The musician is also the youngest ever recipient of the prize, which comes just five years after she posted the lo-fi breakout tracks Break it Off and Pain on TikTok.

Written in the dead of night in her university room, they were rooted in the sounds of UK garage and drum and bass, and the buzz earned her the BBC’s Sound of 2022 award.

Since then, she’s racked up over one billion streams and scored a major worldwide hit with 2023’s Boy’s a Liar, Pt. 2. Last year’s punchy, sample-heavy mixtape Fancy That became her first top 10 album and was nominated for the Mercury Prize.

Unusually, her unique production style, full of skittering breakbeats and sugar strand melodies, is entirely self-taught.

“When I was 17, I was at a girl’s school and I had a friend who was a singer, and she wanted someone to produce for her. And I was like, ‘I’ll do it’,” she recalls.

She learned the basics by watching YouTube tutorials, taking inspiration from female artists such as Nia Archives, Tinashe and WondaGurl, who “made me feel like it was possible”.

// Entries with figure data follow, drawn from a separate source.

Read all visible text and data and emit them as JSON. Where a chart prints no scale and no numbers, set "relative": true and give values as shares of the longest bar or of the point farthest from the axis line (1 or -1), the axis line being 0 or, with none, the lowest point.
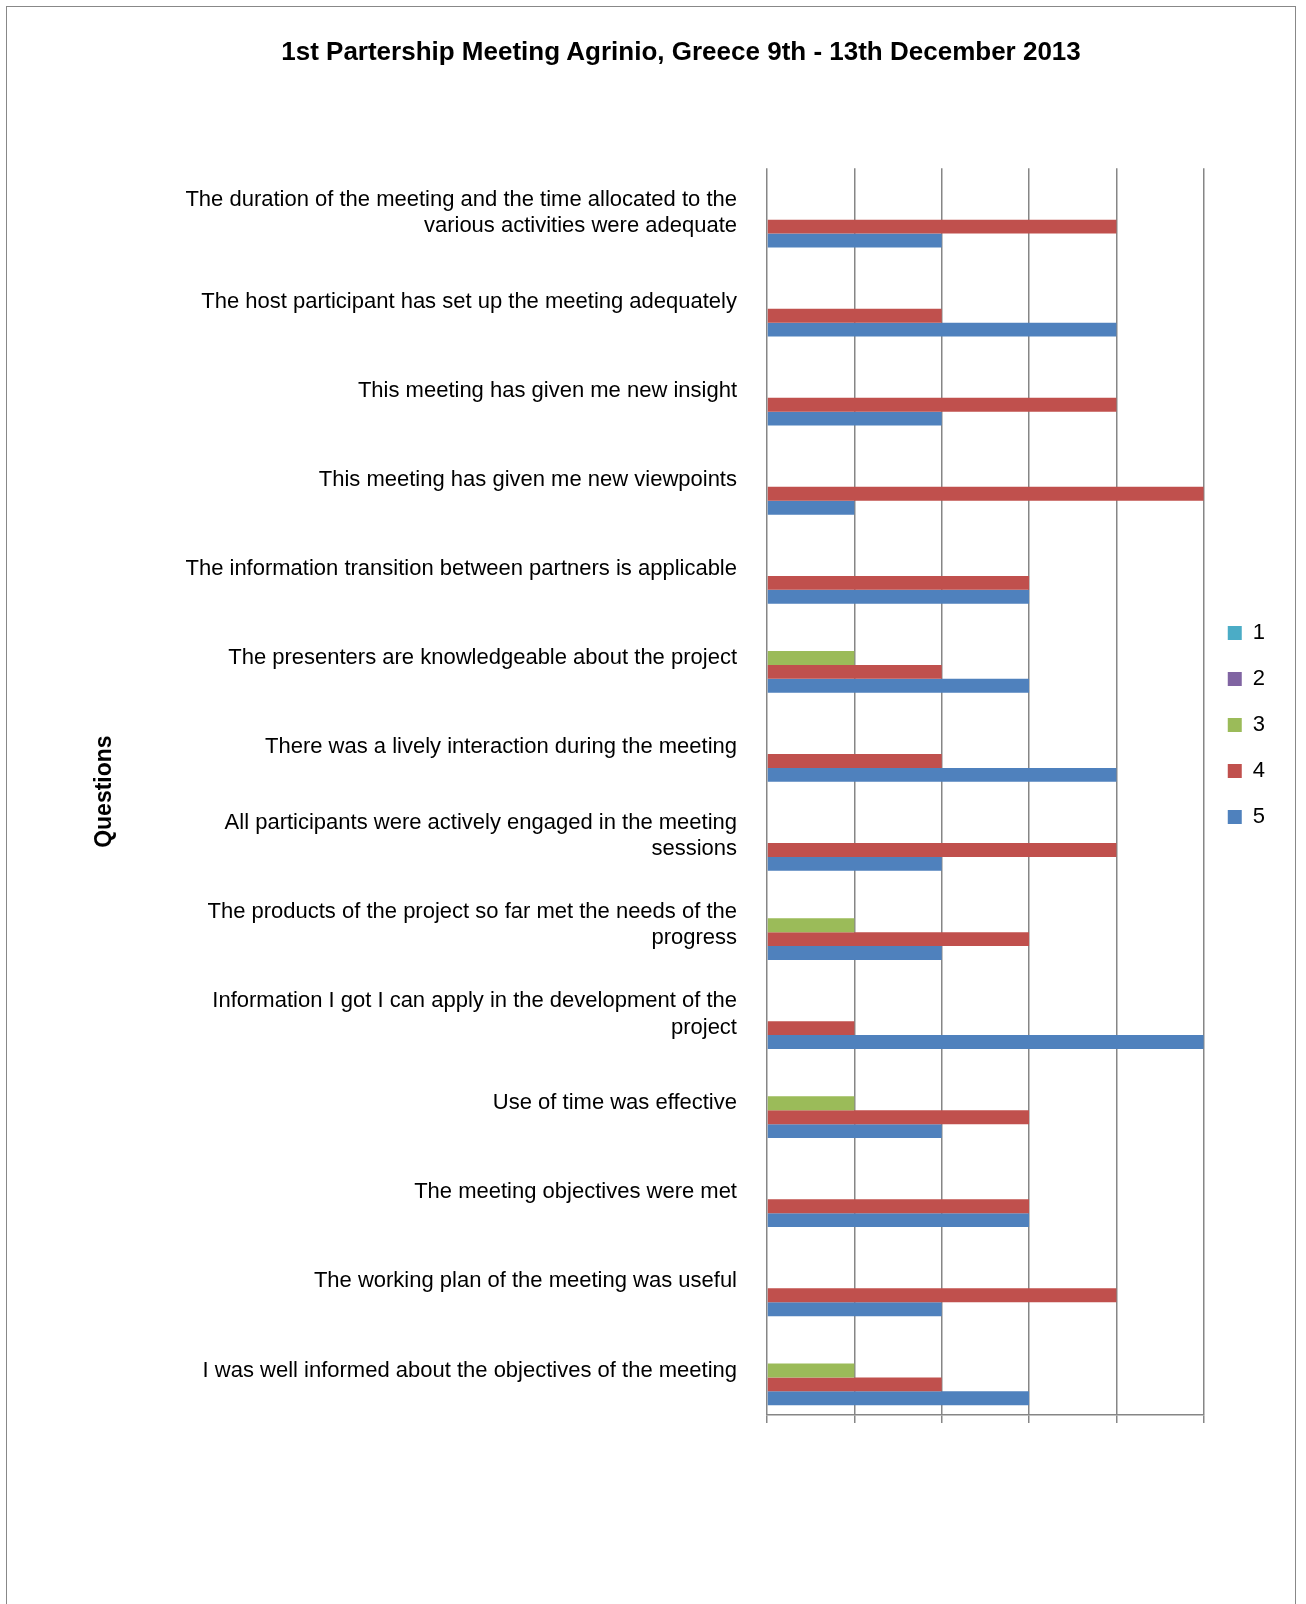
{
  "chart_data": {
    "type": "bar",
    "orientation": "horizontal",
    "relative": true,
    "title": "1st Partership Meeting Agrinio, Greece 9th - 13th December 2013",
    "ylabel": "Questions",
    "legend": "right",
    "grid": "x",
    "categories": [
      "The duration of the meeting and the time allocated to the various activities were adequate",
      "The host participant has set up the meeting adequately",
      "This meeting has given me new insight",
      "This meeting has given me new viewpoints",
      "The information transition between partners is applicable",
      "The presenters are knowledgeable about the project",
      "There was a lively interaction during the meeting",
      "All participants were actively engaged in the meeting sessions",
      "The products of the project so far met the needs of the progress",
      "Information I got I can apply in the development of the project",
      "Use of time was effective",
      "The meeting objectives were met",
      "The working plan of the meeting was useful",
      "I was well informed about the objectives of the meeting"
    ],
    "series": [
      {
        "name": "1",
        "color": "#4bacc6",
        "values": [
          0,
          0,
          0,
          0,
          0,
          0,
          0,
          0,
          0,
          0,
          0,
          0,
          0,
          0
        ]
      },
      {
        "name": "2",
        "color": "#8064a2",
        "values": [
          0,
          0,
          0,
          0,
          0,
          0,
          0,
          0,
          0,
          0,
          0,
          0,
          0,
          0
        ]
      },
      {
        "name": "3",
        "color": "#9bbb59",
        "values": [
          0,
          0,
          0,
          0,
          0,
          0.2,
          0,
          0,
          0.2,
          0,
          0.2,
          0,
          0,
          0.2
        ]
      },
      {
        "name": "4",
        "color": "#c0504d",
        "values": [
          0.8,
          0.4,
          0.8,
          1,
          0.6,
          0.4,
          0.4,
          0.8,
          0.6,
          0.2,
          0.6,
          0.6,
          0.8,
          0.4
        ]
      },
      {
        "name": "5",
        "color": "#4f81bd",
        "values": [
          0.4,
          0.8,
          0.4,
          0.2,
          0.6,
          0.6,
          0.8,
          0.4,
          0.4,
          1,
          0.4,
          0.6,
          0.4,
          0.6
        ]
      }
    ]
  }
}
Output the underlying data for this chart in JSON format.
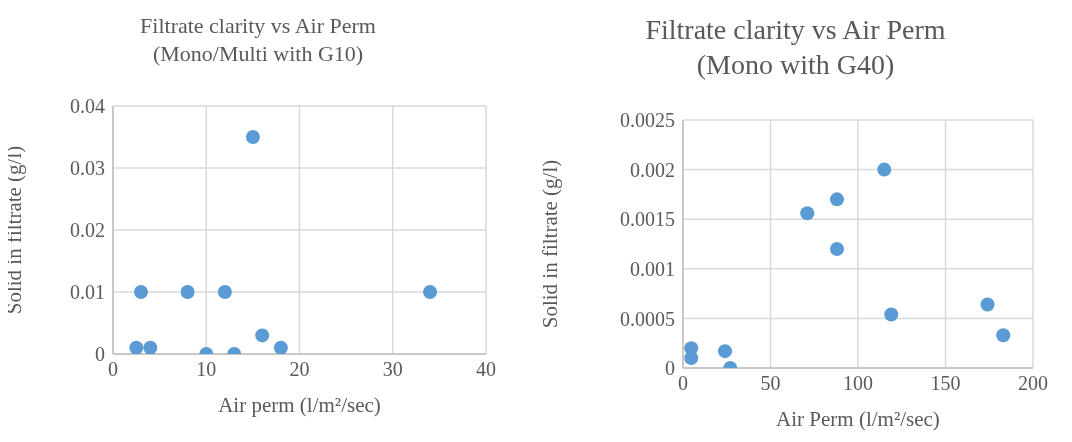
{
  "chart_data": [
    {
      "type": "scatter",
      "title": "Filtrate clarity vs Air Perm\n(Mono/Multi with G10)",
      "xlabel": "Air perm (l/m²/sec)",
      "ylabel": "Solid in filtrate (g/l)",
      "color": "#5b9bd5",
      "marker": "circle",
      "grid": true,
      "x": [
        2.5,
        3,
        3.5,
        4,
        8,
        10,
        12,
        13,
        15,
        16,
        18,
        34
      ],
      "values": [
        0.001,
        0.01,
        null,
        0.001,
        0.01,
        0,
        0.01,
        0,
        0.035,
        0.003,
        0.001,
        0.01
      ],
      "xlim": [
        0,
        40
      ],
      "xticks": [
        0,
        10,
        20,
        30,
        40
      ],
      "ylim": [
        0,
        0.04
      ],
      "yticks": [
        0,
        0.01,
        0.02,
        0.03,
        0.04
      ]
    },
    {
      "type": "scatter",
      "title": "Filtrate clarity vs Air Perm\n(Mono with G40)",
      "xlabel": "Air Perm (l/m²/sec)",
      "ylabel": "Solid in filtrate (g/l)",
      "color": "#5b9bd5",
      "marker": "circle",
      "grid": true,
      "x": [
        4.7,
        4.7,
        24,
        27,
        71,
        88,
        88,
        115,
        119,
        174,
        183
      ],
      "values": [
        0.0002,
        0.0001,
        0.00017,
        0,
        0.00156,
        0.0017,
        0.0012,
        0.002,
        0.00054,
        0.00064,
        0.00033
      ],
      "xlim": [
        0,
        200
      ],
      "xticks": [
        0,
        50,
        100,
        150,
        200
      ],
      "ylim": [
        0,
        0.0025
      ],
      "yticks": [
        0,
        0.0005,
        0.001,
        0.0015,
        0.002,
        0.0025
      ]
    }
  ]
}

Without the resources to hire a recording studio, she used whatever equipment came to hand.

“Quite literally, I did not have a microphone, but I had a karaoke game on the Nintendo Wii and they gave you a mic with the game. And I just was like, ‘It has a USB connection, maybe it will work plugged it in’.

“It was a lot of trial and error.”

Even now, she records many of her vocals at home, with a sock stretched over the microphone to prevent popping and sibilance.

“You can do anything from your bedroom. And I don’t think that’s a bad thing.”